Even in 1966, long before social media heightened this dangerous misogynistic behaviour, Dylan was pointing out the nettlesome dynamic of this through his troubled narrator. You don’t want to be Dylan in this song—he’s not the hero, he’s the fool catching a cold and kicking a can around.
To wrap things up, he sings the last line with a softness that was absent in his previous scathing verses, a whimpering last word. He’s said his break-up piece, very little has been reconciled, and now he is moving on unscathed, the pain having passed through a toxic outburst. The perpetrator is now off scot-free, hoping that when they meet as friends, she sticks to his story rather than sticking the boot in.
And just like that, Dylan shows that even in break-ups, the books are cooked toward the crooked cocks of this world.

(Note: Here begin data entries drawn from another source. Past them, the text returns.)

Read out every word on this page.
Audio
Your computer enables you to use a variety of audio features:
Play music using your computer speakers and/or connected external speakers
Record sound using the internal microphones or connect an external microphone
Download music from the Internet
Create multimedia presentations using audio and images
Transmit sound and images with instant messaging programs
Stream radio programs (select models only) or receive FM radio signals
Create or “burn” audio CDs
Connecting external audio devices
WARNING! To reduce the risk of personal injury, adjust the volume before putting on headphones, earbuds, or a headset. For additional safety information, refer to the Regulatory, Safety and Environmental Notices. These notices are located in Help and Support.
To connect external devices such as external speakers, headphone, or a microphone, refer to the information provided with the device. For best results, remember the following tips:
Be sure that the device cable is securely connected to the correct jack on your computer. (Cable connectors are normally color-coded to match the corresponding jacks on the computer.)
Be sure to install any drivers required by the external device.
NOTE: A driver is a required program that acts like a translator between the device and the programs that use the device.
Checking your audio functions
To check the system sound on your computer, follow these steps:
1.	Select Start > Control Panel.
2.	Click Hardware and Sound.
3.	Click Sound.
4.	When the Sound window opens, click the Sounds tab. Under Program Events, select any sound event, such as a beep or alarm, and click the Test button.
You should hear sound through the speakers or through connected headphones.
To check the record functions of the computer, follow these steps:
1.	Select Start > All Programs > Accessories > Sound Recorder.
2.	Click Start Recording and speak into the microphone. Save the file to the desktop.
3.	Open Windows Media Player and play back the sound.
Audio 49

It is far from a flaw that this doesn’t always immediately come across in the song, and people might catch the wrong drift, that is the beauty of the songwriting here: it has a depth that yearns to be explored. Hell, you cliched on this over half a century after the song was written and read to this point because we’re still mulling it over—that’s the brilliance of great writing. It’s still serving an important lesson to the world at a time when it is unfortunately more pertinent than ever. He lays out the wicked machinations of manhood that still exist to this day under five charming, irony-laden minutes.
A thousand simple pop songs before it were outrageously sexist, and they were taken with a pinch. Dylan subverted that; writing a song that is ostensibly sexist not to be taken with a pinch of salt so that when the depth is pried at, the mechanisms of misogyny are revealed, using irony to expose a greater sense of truth in a truly entertaining fashion. Hopefully, we can reverse-engineer these mechanisms and quash this damn crooked system where male violence is only getting worse.
As Lou Reed decreed of Dylan’s illuminating work: “You don’t want to actually listen to the lyrics of a rock ‘n’ roll record. I mean, for what? It’s not like when you read a book and you come across a great line, it would be great if you got that in a song I thought.” Adding: “Now, other than Dylan, there’s not much there.” Like a book, with Dylan you not only have great lines, but a lot of reading between them to relish, too.